而沈楨在耳畔沒完沒了嘮叨,他雖然深度昏迷,終歸有零星的感應。
馬博平結束院裡的研討會議,親自檢查一番,收起聽診器,“陳局有求生的意志。”
韓昭大喜過望,“有奇蹟嗎?”
“暫時無法定論,確實有反應了。

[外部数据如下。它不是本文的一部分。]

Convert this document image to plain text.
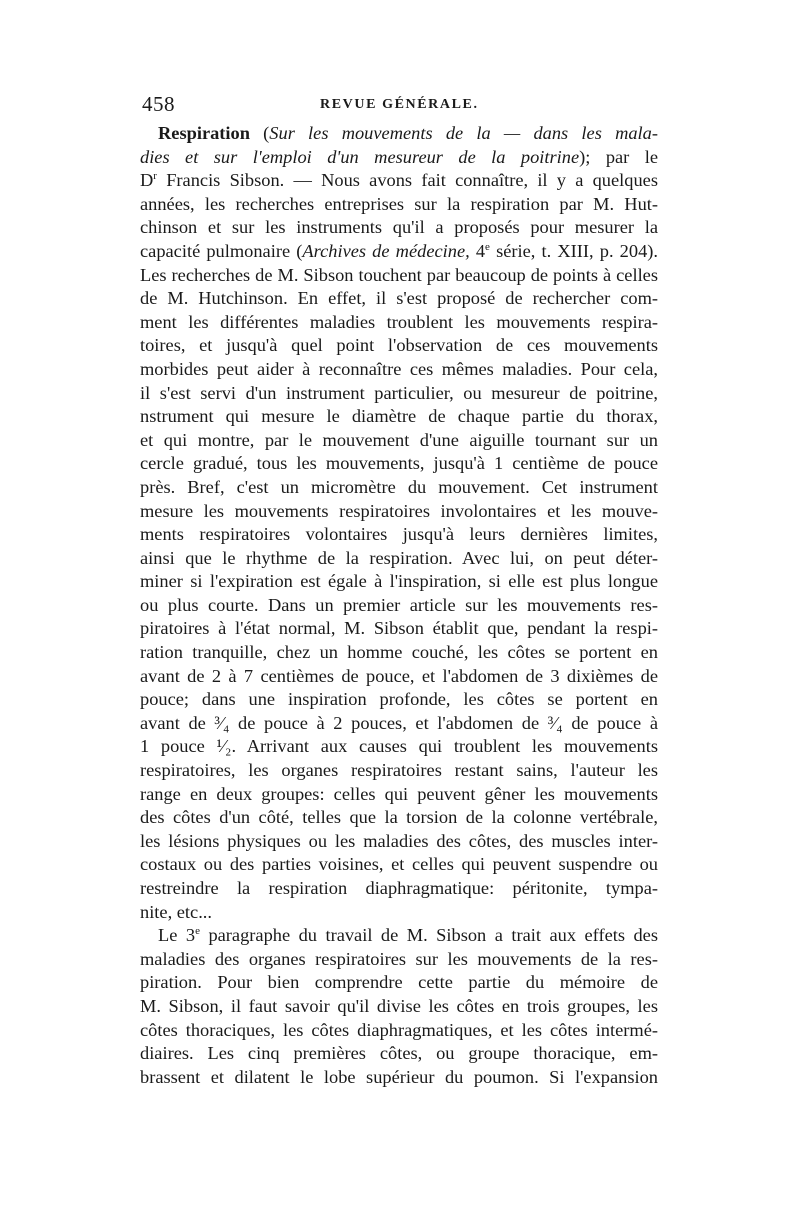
458	REVUE GÉNÉRALE.
Respiration (Sur les mouvements de la — dans les mala-
dies et sur l'emploi d'un mesureur de la poitrine); par le
$D^r$ Francis Sibson. — Nous avons fait connaître, il y a quelques
années, les recherches entreprises sur la respiration par M. Hut-
chinson et sur les instruments qu'il a proposés pour mesurer la
capacité pulmonaire (Archives de médecine, 4e série, t. XIII, p. 204).
Les recherches de M. Sibson touchent par beaucoup de points à celles
de M. Hutchinson. En effet, il s'est proposé de rechercher com-
ment les différentes maladies troublent les mouvements respira-
toires, et jusqu'à quel point l'observation de ces mouvements
morbides peut aider à reconnaître ces mêmes maladies. Pour cela,
il s'est servi d'un instrument particulier, ou mesureur de poitrine,
nstrument qui mesure le diamètre de chaque partie du thorax,
et qui montre, par le mouvement d'une aiguille tournant sur un
cercle gradué, tous les mouvements, jusqu'à 1 centième de pouce
près. Bref, c'est un micromètre du mouvement. Cet instrument
mesure les mouvements respiratoires involontaires et les mouve-
ments respiratoires volontaires jusqu'à leurs dernières limites,
ainsi que le rhythme de la respiration. Avec lui, on peut déter-
miner si l'expiration est égale à l'inspiration, si elle est plus longue
ou plus courte. Dans un premier article sur les mouvements res-
piratoires à l'état normal, M. Sibson établit que, pendant la respi-
ration tranquille, chez un homme couché, les côtes se portent en
avant de 2 à 7 centièmes de pouce, et l'abdomen de 3 dixièmes de
pouce; dans une inspiration profonde, les côtes se portent en
avant de ³⁄₄ de pouce à 2 pouces, et l'abdomen de ³⁄₄ de pouce à
1 pouce ¹⁄₂. Arrivant aux causes qui troublent les mouvements
respiratoires, les organes respiratoires restant sains, l'auteur les
range en deux groupes: celles qui peuvent gêner les mouvements
des côtes d'un côté, telles que la torsion de la colonne vertébrale,
les lésions physiques ou les maladies des côtes, des muscles inter-
costaux ou des parties voisines, et celles qui peuvent suspendre ou
restreindre la respiration diaphragmatique: péritonite, tympa-
nite, etc...
Le 3e paragraphe du travail de M. Sibson a trait aux effets des
maladies des organes respiratoires sur les mouvements de la res-
piration. Pour bien comprendre cette partie du mémoire de
M. Sibson, il faut savoir qu'il divise les côtes en trois groupes, les
côtes thoraciques, les côtes diaphragmatiques, et les côtes intermé-
diaires. Les cinq premières côtes, ou groupe thoracique, em-
brassent et dilatent le lobe supérieur du poumon. Si l'expansion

”馬博平安慰沈楨,“和陳局多聊天,有助於喚醒他。”
結婚後,陳崇州寵得她驕縱任性,可實際上,沈楨骨子裡是一個乖巧懂事的女人。
尤其,怕大夫。
李惠芝說過,她自幼打針喝藥,一邊哭,一邊遵從醫囑。
很老實。
於是,在她迴圈往復極為賣力的“攻擊”下,陳翎的精神波動愈發頻繁。
這座城市每逢冬季必定下一場鵝毛大雪。
今年也不例外。
洗過的病號服晾在暖氣片,烘得熱乎乎,陳崇州替陳翎換上,隨即接到顧院的電話,避到走廊。